La Missione 6 del Pnrr è quella che contiene i finanziamenti per la sanità, mentre la Componente 1 di questa missione raggruppa i progetti per l’assistenza sanitaria territoriale. I consultori, spiega il sito del Ministero della Salute, sono stati creati nel 1975 e «costituiscono un importante strumento per attuare gli interventi previsti a tutela della salute della donna, più globalmente intesa e considerata nell’arco dell’intera vita».

L’emendamento di Malagola è stato approvato e inserito nel disegno di legge all’articolo 44-quinquies. Nel pomeriggio di martedì 16 aprile l’aula della Camera ha approvato la questione di fiducia posta dal governo Meloni sul disegno di legge. Dopo l’approvazione del testo, attesa per giovedì 18 aprile, il provvedimento dovrà passare all’esame del Senato.

Le posizioni dei favorevoli e dei contrari

Secondo i contrari all’emendamento, la modifica del decreto-legge vuole favorire l’ingresso delle associazioni che si oppongono all’aborto nei consultori. Questa intenzione sarebbe contenuta nel riferimento ai «soggetti del Terzo settore», ossia agli enti privati senza scopo di lucro, che «hanno una qualificata esperienza nel sostegno alla maternità». Questo inciso, in effetti piuttosto vago e generico, potrebbe comprendere anche le associazioni antiabortiste. Tra gli altri, la presidente di Azione Mara Carfagna si è chiesta chi valuterebbe «l’idoneità» di «questi soggetti privati» ritenuti esperti nel sostegno alla maternità, una questione in effetti non affrontata dall’emendamento.

Secondo i favorevoli, invece, l’emendamento si inserirebbe in quanto già previsto dalla legge 194 del 1978. L’articolo 2 stabilisce che i consultori familiari «assistono la donna in stato di gravidanza» in una serie di casi. La informano sui suoi diritti e «sui servizi sociali, sanitari e assistenziali concretamente offerti dalle strutture operanti nel territorio» e sulle «modalità idonee» per il rispetto della legge.
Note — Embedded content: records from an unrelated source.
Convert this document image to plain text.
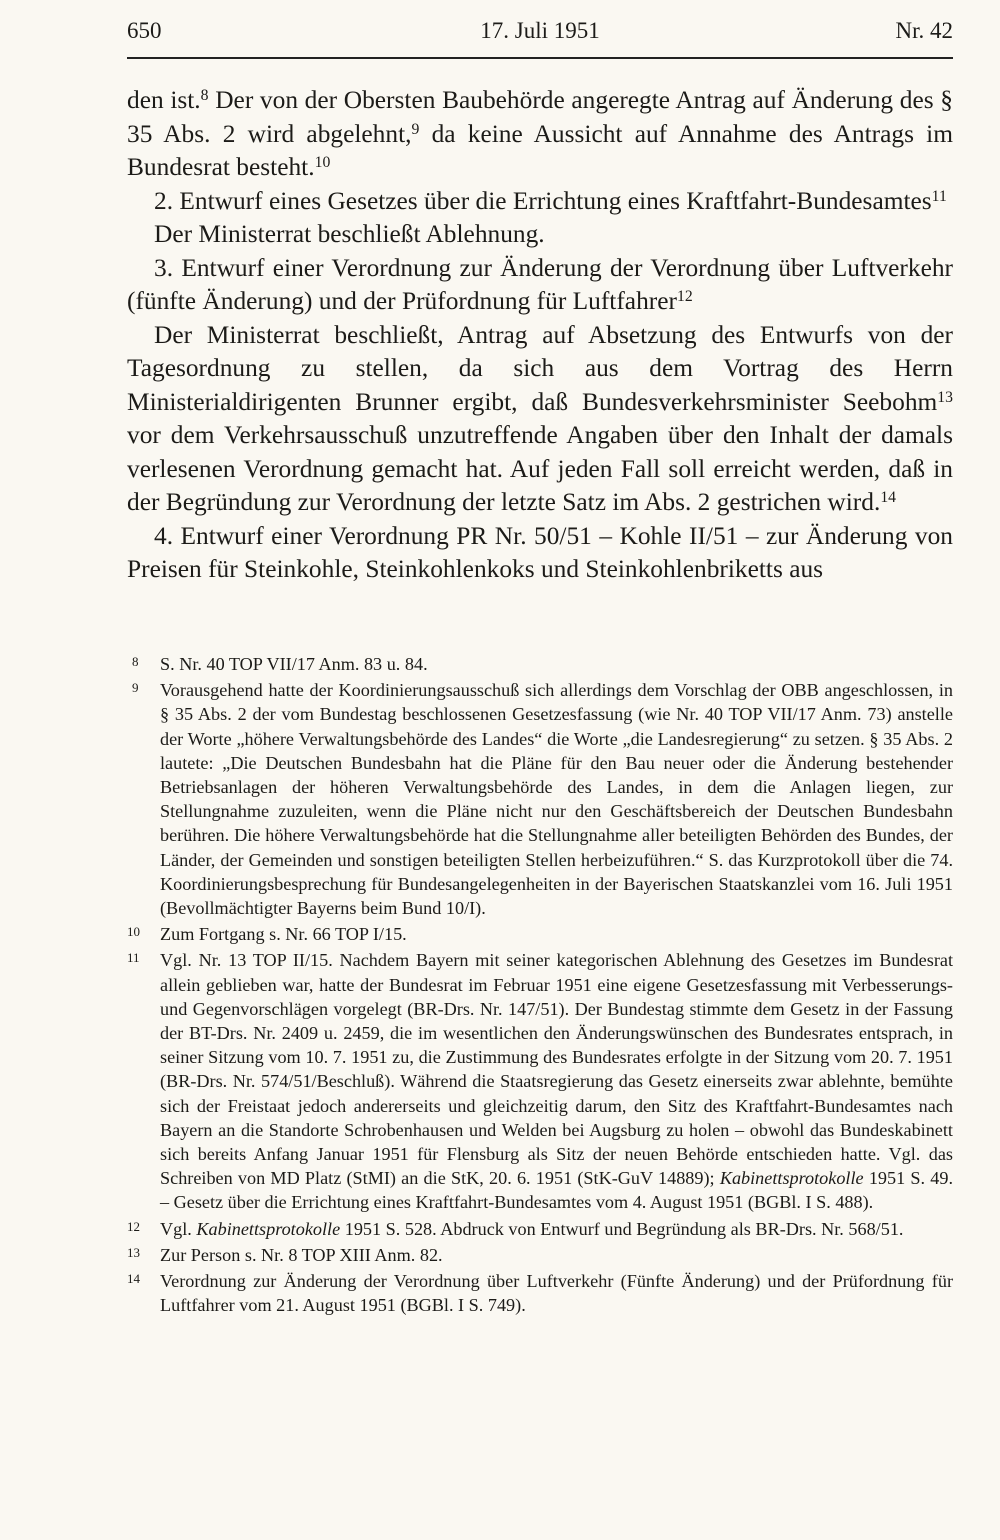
650	17. Juli 1951	Nr. 42

den ist.$^8$ Der von der Obersten Baubehörde angeregte Antrag auf Änderung des § 35 Abs. 2 wird abgelehnt,$^9$ da keine Aussicht auf Annahme des Antrags im Bundesrat besteht.$^{10}$

2. Entwurf eines Gesetzes über die Errichtung eines Kraftfahrt-Bundesamtes$^{11}$

Der Ministerrat beschließt Ablehnung.

3. Entwurf einer Verordnung zur Änderung der Verordnung über Luftverkehr (fünfte Änderung) und der Prüfordnung für Luftfahrer$^{12}$

Der Ministerrat beschließt, Antrag auf Absetzung des Entwurfs von der Tagesordnung zu stellen, da sich aus dem Vortrag des Herrn Ministerialdirigenten Brunner ergibt, daß Bundesverkehrsminister Seebohm$^{13}$ vor dem Verkehrsausschuß unzutreffende Angaben über den Inhalt der damals verlesenen Verordnung gemacht hat. Auf jeden Fall soll erreicht werden, daß in der Begründung zur Verordnung der letzte Satz im Abs. 2 gestrichen wird.$^{14}$

4. Entwurf einer Verordnung PR Nr. 50/51 – Kohle II/51 – zur Änderung von Preisen für Steinkohle, Steinkohlenkoks und Steinkohlenbriketts aus

8 S. Nr. 40 TOP VII/17 Anm. 83 u. 84.
9 Vorausgehend hatte der Koordinierungsausschuß sich allerdings dem Vorschlag der OBB angeschlossen, in § 35 Abs. 2 der vom Bundestag beschlossenen Gesetzesfassung (wie Nr. 40 TOP VII/17 Anm. 73) anstelle der Worte „höhere Verwaltungsbehörde des Landes“ die Worte „die Landesregierung“ zu setzen. § 35 Abs. 2 lautete: „Die Deutschen Bundesbahn hat die Pläne für den Bau neuer oder die Änderung bestehender Betriebsanlagen der höheren Verwaltungsbehörde des Landes, in dem die Anlagen liegen, zur Stellungnahme zuzuleiten, wenn die Pläne nicht nur den Geschäftsbereich der Deutschen Bundesbahn berühren. Die höhere Verwaltungsbehörde hat die Stellungnahme aller beteiligten Behörden des Bundes, der Länder, der Gemeinden und sonstigen beteiligten Stellen herbeizuführen.“ S. das Kurzprotokoll über die 74. Koordinierungsbesprechung für Bundesangelegenheiten in der Bayerischen Staatskanzlei vom 16. Juli 1951 (Bevollmächtigter Bayerns beim Bund 10/I).
10 Zum Fortgang s. Nr. 66 TOP I/15.
11 Vgl. Nr. 13 TOP II/15. Nachdem Bayern mit seiner kategorischen Ablehnung des Gesetzes im Bundesrat allein geblieben war, hatte der Bundesrat im Februar 1951 eine eigene Gesetzesfassung mit Verbesserungs- und Gegenvorschlägen vorgelegt (BR-Drs. Nr. 147/51). Der Bundestag stimmte dem Gesetz in der Fassung der BT-Drs. Nr. 2409 u. 2459, die im wesentlichen den Änderungswünschen des Bundesrates entsprach, in seiner Sitzung vom 10. 7. 1951 zu, die Zustimmung des Bundesrates erfolgte in der Sitzung vom 20. 7. 1951 (BR-Drs. Nr. 574/51/Beschluß). Während die Staatsregierung das Gesetz einerseits zwar ablehnte, bemühte sich der Freistaat jedoch andererseits und gleichzeitig darum, den Sitz des Kraftfahrt-Bundesamtes nach Bayern an die Standorte Schrobenhausen und Welden bei Augsburg zu holen – obwohl das Bundeskabinett sich bereits Anfang Januar 1951 für Flensburg als Sitz der neuen Behörde entschieden hatte. Vgl. das Schreiben von MD Platz (StMI) an die StK, 20. 6. 1951 (StK-GuV 14889); Kabinettsprotokolle 1951 S. 49. – Gesetz über die Errichtung eines Kraftfahrt-Bundesamtes vom 4. August 1951 (BGBl. I S. 488).
12 Vgl. Kabinettsprotokolle 1951 S. 528. Abdruck von Entwurf und Begründung als BR-Drs. Nr. 568/51.
13 Zur Person s. Nr. 8 TOP XIII Anm. 82.
14 Verordnung zur Änderung der Verordnung über Luftverkehr (Fünfte Änderung) und der Prüfordnung für Luftfahrer vom 21. August 1951 (BGBl. I S. 749).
Attuano «direttamente o proponendo all’ente locale competente, o alle strutture sociali operanti nel territorio, speciali interventi, quando la gravidanza o la maternità creino problemi per risolvere i quali risultino inadeguati i normali interventi». Infine, contribuiscono «a far superare le cause che potrebbero indurre la donna all’interruzione della gravidanza». «I consultori sulla base di appositi regolamenti o convenzioni possono avvalersi, per i fini previsti dalla legge, della collaborazione volontaria di idonee formazioni sociali di base e di associazioni del volontariato, che possono anche aiutare la maternità difficile dopo la nascita», prosegue l’articolo 2 della legge. Secondo i promotori dell’emendamento al decreto “Pnrr-quater”, il coinvolgimento delle realtà del Terzo settore con «una qualificata esperienza nel sostegno alla maternità» rientrerebbe proprio in quest’ultima casistica. 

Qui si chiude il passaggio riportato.